Lottie sits with her hands folded in her lap, thumb and forefinger worrying the seam of her jeans. Her face is pale, the kind of white that isn’t just from shock. There’s exhaustion under it, and something raw, like a stitched wound that someone keeps picking at.

When I tell her what I did, I’m not asking for absolution. I don’t expect a gold star. I expect the room to break me open and for everyone to see the parts they already assumed were ugly.

I expect Archer to want blood.

Still.

She looks at me, and for a second, I forget the rest of the world. That look—part question, part accusation, part helpless child—cuts me through the gut in a way nothing else ever has.

“When you died or when we thought you died, there wasn’t a body,” I say.

My voice is rough with sleep deprivation and whatever I’ve been swallowing for the last two years.

“They found your shoes, your backpack. Nothing else. They said it looked like you’d been taken by the sea.

They said you were gone, but I couldn’t let you be nothing.

I couldn’t let the world file you away, put a number on your death, and carry on.

You deserved more. You deserved a name… a place to rest. I wanted to be someone who would make sure that you didn’t get buried like you didn’t matter.

I know I’ve said all of this before, but the idea that you…

that all that would have been left of you was some waterlogged belongings… it drove me mad.”

She goes still. A desert still. Her mouth opens and closes without sound. “Elijah…”

That’s when I drop it.
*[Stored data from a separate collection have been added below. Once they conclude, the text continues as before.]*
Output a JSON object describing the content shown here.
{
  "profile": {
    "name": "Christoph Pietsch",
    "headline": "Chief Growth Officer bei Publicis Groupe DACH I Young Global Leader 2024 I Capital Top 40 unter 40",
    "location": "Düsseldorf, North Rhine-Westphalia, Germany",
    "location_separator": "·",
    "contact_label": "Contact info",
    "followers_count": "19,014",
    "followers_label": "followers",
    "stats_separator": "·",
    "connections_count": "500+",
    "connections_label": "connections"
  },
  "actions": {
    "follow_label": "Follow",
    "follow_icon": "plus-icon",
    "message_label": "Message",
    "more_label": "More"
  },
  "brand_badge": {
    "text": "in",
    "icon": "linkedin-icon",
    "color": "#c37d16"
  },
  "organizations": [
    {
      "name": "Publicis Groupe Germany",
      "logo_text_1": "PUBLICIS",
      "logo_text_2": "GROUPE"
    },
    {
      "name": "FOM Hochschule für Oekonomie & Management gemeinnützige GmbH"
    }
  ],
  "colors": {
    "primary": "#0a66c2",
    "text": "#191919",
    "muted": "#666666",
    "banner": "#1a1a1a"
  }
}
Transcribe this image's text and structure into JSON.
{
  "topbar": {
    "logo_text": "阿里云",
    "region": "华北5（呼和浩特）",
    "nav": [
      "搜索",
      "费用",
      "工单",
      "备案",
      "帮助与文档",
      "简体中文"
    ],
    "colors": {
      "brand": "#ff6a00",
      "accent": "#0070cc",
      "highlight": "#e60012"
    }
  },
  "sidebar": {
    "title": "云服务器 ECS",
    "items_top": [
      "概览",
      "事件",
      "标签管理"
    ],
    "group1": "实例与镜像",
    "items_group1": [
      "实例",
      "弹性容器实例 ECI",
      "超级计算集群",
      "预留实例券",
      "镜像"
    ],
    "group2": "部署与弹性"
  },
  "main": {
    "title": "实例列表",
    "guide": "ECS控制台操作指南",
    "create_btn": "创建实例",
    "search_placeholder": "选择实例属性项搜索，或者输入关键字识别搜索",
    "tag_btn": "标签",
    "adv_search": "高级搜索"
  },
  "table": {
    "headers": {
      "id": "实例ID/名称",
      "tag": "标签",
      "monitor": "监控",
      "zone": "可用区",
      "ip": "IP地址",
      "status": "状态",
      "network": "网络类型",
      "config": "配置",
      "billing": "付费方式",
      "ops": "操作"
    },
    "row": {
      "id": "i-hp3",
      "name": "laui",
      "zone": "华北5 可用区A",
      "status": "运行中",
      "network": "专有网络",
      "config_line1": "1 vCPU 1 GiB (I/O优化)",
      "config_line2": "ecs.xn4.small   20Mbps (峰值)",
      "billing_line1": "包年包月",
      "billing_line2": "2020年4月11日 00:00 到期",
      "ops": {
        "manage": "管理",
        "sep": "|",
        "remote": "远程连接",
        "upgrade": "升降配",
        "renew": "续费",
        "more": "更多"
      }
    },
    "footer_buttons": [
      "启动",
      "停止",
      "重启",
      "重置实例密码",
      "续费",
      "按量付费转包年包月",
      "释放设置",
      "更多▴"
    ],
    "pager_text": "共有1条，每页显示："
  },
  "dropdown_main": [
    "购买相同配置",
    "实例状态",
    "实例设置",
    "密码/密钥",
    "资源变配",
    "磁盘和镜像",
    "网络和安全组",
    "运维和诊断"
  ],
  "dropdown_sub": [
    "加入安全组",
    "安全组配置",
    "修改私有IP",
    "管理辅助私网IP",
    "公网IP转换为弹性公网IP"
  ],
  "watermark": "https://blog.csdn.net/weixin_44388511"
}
The thing that has been a lead weight in my chest for two years.

“So I married you.” I finally say, and it’s as if the room holds its breath.

“Legally. I signed the papers. I paid someone to forge yours. Dates were filled out from before you died. I filed the forms. You were my wife, on paper. It gave me the power of next of kin. It gave me the right to decide how you were buried.”

Silence hits like a physical thing. Archer’s body snaps upright as if my words were a slap.

Roman’s lips press together; there’s calculation in his expression now, like he’s tasting the advantage.

Oscar looks like he’s going to kill me once Archer finishes signing everything I’ve just said.

Crew doesn’t move; he never does until he’s figured out where he stands.

“You what?” Archer snaps. “You married her? Without—what the hell, Elijah?”

“She was mine,” I say before I can stop myself. Possessive, ugly, the word tastes like something between prayer and confession. “She is mine. Even when she was gone, she was mine.”

“Bullshit,” Archer stands, and the room tilts. He steps toward me like he’s going to kill me. “You’re going to divorce her, and then stay the hell away from her.”

Roman cuts in, his voice sharp as a knife.

“Hold up. Think for a second, Archer. Hear him out. Lorenzo’s not sentimental.

He doesn’t want a wife because he loves her.

He wants to own her… he wants an heir. If Lottie is married—legally married—he has something standing in the way of all of that. It protects her.”

Archer’s face twists. “So you want to gamble with her life on a legal technicality?” He growls, fists tight at his sides. “And you’d rather her be chained to him?” He jabs a finger toward me like I’m filth. “The son of the man who raped her?”

“I’m not him,” I bite out, my voice raw. “I killed him for her. I bled for her. I’ve done nothing but try to give her back pieces of her life.” My chest heaves, the words tearing free. “And I’ll keep doing it, whether you like it or not.”